Biden memuji para pemimpin atas keberanian politik mereka dalam mengejar pemulihan hubungan. Biden mengatakan, ketiga negara berkomitmen untuk saling berkonsultasi dalam menanggapi ancaman terhadap salah satu negara. Ketiga negara tersebut akan memiliki hotline untuk berbagi informasi dan mengoordinasikan tanggapan setiap kali ada krisis di kawasan.
"Kami semua berkomitmen untuk segera berkonsultasi satu sama lain dalam menanggapi ancaman terhadap salah satu negara kita dari sumber apa pun itu terjadi. Kami akan memiliki hotline untuk berbagi informasi dan mengoordinasikan tanggapan setiap kali ada krisis di kawasan ini, atau memengaruhi salah satu negara kami. Bersama kami akan membela hukum internasional dan menentang paksaan," kata Biden.

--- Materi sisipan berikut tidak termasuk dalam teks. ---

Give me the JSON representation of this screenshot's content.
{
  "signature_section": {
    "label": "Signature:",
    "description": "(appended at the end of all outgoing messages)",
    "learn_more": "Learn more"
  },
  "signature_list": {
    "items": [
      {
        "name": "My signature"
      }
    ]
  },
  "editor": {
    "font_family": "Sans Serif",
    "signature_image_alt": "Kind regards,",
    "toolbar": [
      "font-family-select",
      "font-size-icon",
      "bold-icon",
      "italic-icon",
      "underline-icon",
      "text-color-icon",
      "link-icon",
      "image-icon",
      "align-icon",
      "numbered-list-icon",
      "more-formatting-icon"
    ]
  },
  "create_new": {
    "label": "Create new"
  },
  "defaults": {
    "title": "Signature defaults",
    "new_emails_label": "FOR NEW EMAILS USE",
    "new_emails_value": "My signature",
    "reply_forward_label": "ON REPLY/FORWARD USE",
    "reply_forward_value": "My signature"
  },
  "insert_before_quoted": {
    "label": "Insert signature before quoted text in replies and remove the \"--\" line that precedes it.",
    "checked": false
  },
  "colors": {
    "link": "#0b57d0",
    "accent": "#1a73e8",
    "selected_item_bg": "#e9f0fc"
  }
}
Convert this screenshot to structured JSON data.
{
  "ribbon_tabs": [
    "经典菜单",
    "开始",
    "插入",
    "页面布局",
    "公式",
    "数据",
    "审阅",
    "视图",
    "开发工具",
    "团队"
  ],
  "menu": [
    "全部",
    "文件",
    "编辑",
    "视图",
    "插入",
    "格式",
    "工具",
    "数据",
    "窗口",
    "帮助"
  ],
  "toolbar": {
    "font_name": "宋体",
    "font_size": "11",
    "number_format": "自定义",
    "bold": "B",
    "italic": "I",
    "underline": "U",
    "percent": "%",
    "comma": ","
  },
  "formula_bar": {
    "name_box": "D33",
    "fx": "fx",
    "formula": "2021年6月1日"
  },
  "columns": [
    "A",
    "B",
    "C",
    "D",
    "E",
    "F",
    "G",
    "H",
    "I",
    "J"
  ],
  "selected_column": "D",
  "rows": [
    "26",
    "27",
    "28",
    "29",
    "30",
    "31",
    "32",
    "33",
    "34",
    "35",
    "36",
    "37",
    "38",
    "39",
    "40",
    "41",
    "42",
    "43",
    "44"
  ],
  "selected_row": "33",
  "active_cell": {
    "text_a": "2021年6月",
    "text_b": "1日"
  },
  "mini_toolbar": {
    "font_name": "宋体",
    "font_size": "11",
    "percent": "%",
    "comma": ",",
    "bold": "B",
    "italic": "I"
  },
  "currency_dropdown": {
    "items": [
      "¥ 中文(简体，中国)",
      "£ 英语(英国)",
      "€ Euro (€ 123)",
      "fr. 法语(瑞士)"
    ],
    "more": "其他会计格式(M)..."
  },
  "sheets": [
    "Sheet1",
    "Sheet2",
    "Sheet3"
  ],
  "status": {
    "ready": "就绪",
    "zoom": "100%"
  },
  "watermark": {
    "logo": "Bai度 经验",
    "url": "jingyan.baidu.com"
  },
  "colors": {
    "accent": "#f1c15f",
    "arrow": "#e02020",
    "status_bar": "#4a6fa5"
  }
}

Tanpa menyebut nama Cina, Kishida mengatakan, upaya sepihak untuk mengubah status quo dengan paksa di Laut Cina Timur dan Selatan terus berlanjut. Dia menambahkan, ancaman nuklir dan rudal Korea Utara semakin besar.
"Setiap provokasi atau serangan terhadap salah satu dari tiga negara kita akan memicu proses pengambilan keputusan dari kerangka trilateral ini dan solidaritas kita akan menjadi lebih kuat dan lebih keras," ujar Yoon.
Sikap tegas AS, Korea Selatan dan Jepang terhadap Cina kemungkinan besar akan memicu tanggapan dari Beijing. Cina merupakan mitra dagang penting bagi Korea Selatan dan Jepang.
Juru bicara Kedutaan Cina di Washington, Liu Pengyu mengatakan, komunitas internasional dapat menilai siapa yang meningkatkan ketegangan.
“Upaya untuk menyatukan berbagai kelompok eksklusif dan membawa konfrontasi blok dan blok militer ke Asia-Pasifik tidak akan mendapat dukungan dan hanya akan ditanggapi dengan kewaspadaan dan penentangan dari negara-negara kawasan,” kata Liu.
Beijing sebelumnya memperingatkan bahwa upaya AS untuk memperkuat hubungan dengan Korea Selatan dan Jepang dapat meningkatkan ketegangan dan konfrontasi di kawasan. Sementara Korea Selatan, Jepang, dan Amerika Serikat ingin menghindari memprovokasi Beijing. Cina yakin Washington berusaha mengisolasi negaranya secara diplomatis dan mengepungnya secara militer.